The incubation period is typically seven to ten days in infants or young children, after which there are usually mild respiratory symptoms, mild coughing, sneezing, or runny nose. This is known as the catarrhal stage. After one to two weeks, the coughing classically develops into uncontrollable fits, each with five to ten forceful coughs, followed by a high-pitched "whoop" sound in younger children, or a gasping sound in older children, as the patient struggles to breathe in afterwards (paroxysmal stage). Fits can occur on their own or can be triggered by yawning, stretching, laughing, eating or yelling; they usually occur in groups, with multiple episodes every hour around the clock. This stage usually lasts two to eight weeks, or sometimes longer. A gradual transition then occurs to the convalescent stage, which usually lasts one to two weeks. This stage is marked by a decrease in paroxysms of coughing, both in frequency and severity, and a cessation of vomiting.

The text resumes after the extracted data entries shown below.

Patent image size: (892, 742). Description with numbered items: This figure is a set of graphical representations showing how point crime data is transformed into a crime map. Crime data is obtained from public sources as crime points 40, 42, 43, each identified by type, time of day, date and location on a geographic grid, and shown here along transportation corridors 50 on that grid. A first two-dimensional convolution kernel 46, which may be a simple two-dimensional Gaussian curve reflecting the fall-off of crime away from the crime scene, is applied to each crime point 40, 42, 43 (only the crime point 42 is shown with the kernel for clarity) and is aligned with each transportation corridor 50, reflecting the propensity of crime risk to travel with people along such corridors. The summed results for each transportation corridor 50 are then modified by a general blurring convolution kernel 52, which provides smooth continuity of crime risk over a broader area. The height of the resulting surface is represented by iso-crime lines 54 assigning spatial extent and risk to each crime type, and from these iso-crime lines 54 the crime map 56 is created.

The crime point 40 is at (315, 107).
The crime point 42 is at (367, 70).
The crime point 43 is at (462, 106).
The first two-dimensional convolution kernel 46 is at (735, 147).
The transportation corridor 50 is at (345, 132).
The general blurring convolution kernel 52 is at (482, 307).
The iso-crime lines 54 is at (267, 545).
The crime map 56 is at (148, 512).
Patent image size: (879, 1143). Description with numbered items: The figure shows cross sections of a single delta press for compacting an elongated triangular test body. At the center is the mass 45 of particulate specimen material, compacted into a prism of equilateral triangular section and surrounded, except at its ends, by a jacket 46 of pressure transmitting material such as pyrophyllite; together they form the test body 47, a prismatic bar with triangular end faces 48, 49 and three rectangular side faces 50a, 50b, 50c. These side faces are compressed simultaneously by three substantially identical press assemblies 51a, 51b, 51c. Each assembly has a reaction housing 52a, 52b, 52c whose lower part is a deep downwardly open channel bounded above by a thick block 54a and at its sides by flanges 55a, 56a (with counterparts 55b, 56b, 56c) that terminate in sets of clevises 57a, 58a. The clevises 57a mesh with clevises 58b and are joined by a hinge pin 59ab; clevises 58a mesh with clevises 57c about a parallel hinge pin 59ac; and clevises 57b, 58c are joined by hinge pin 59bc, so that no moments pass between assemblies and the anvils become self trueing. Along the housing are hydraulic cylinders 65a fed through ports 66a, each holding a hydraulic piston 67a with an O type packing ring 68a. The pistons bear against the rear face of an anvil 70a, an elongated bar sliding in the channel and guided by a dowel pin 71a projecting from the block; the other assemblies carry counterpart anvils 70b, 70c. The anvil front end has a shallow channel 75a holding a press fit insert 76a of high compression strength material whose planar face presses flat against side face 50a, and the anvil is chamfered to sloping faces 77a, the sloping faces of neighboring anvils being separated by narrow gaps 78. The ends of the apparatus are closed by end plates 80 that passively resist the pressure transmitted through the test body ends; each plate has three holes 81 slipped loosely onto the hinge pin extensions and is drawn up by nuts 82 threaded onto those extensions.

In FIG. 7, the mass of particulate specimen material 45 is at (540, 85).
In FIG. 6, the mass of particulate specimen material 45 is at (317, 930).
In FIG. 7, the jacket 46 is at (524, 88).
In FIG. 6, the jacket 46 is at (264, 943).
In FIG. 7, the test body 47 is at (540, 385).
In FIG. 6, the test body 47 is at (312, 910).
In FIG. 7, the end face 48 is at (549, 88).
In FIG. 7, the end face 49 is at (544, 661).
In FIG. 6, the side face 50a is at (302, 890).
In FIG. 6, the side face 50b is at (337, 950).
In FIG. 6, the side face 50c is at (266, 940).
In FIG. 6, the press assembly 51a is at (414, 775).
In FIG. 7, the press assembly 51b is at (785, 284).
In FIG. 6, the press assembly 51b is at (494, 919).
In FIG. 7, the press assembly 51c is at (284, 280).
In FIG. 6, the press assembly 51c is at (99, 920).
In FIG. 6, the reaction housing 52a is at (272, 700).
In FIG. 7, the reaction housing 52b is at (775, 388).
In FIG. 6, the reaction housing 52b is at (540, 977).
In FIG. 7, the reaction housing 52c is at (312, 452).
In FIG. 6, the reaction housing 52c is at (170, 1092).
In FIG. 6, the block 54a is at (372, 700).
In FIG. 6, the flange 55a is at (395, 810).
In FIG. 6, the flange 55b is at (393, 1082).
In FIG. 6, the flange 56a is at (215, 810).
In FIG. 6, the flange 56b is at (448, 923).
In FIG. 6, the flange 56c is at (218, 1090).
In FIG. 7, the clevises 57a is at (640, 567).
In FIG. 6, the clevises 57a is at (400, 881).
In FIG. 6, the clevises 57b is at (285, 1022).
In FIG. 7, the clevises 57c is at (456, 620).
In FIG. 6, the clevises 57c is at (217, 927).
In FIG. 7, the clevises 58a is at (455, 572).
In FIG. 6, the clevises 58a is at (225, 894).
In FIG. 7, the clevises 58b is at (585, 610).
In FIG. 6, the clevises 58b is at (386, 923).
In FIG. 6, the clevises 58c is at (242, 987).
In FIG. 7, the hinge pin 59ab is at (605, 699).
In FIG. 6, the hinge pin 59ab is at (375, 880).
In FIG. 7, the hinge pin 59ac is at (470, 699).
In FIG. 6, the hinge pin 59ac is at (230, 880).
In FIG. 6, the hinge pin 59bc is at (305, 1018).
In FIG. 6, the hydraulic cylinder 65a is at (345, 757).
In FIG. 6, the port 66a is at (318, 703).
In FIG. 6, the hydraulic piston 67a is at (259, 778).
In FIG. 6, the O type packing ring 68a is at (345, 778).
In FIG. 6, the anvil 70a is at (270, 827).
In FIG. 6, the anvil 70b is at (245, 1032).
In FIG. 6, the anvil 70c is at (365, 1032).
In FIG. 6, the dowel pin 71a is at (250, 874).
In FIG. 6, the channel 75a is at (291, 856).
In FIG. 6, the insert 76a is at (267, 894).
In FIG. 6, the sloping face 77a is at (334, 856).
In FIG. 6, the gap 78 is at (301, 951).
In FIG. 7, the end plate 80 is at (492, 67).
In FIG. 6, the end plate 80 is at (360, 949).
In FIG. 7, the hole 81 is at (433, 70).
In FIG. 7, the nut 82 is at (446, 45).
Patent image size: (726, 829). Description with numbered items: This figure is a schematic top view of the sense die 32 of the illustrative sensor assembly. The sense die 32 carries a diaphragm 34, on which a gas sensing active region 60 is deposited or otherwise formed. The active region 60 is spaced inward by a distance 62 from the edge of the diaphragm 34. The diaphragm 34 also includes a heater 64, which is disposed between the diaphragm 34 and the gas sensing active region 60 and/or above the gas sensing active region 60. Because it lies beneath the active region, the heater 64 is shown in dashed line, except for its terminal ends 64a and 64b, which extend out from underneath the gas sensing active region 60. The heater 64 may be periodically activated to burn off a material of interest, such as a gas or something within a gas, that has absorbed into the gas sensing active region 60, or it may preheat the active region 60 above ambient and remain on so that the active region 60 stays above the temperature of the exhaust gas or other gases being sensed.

Methods used in laboratory diagnosis include culturing of nasopharyngeal swabs on Bordet-Gengou medium, polymerase chain reaction (PCR), direct immunofluorescence (DFA), and serological methods. The bacteria can be recovered from the patient only during the first three weeks of illness, rendering culturing and DFA useless after this period, although PCR may have some limited usefulness for an additional three weeks. For most adults and adolescents, who often do not seek medical care until several weeks into their illness, serology may be used to determine whether antibody against pertussis toxin or another component of B. pertussis is present at high levels in the blood of the patient. By this stage they have been contagious for some weeks and may have spread the infection to many people. Because of this, adults, who are not in great danger from pertussis, are increasingly being encouraged to be vaccinated.
The primary method of prevention for pertussis is vaccination. There is insufficient evidence to determine the effectiveness of antibiotics in those who have been exposed but are without symptoms. Prophylactic antibiotics however are still frequently used in those who have been exposed and are at high risk of severe disease (such as infants).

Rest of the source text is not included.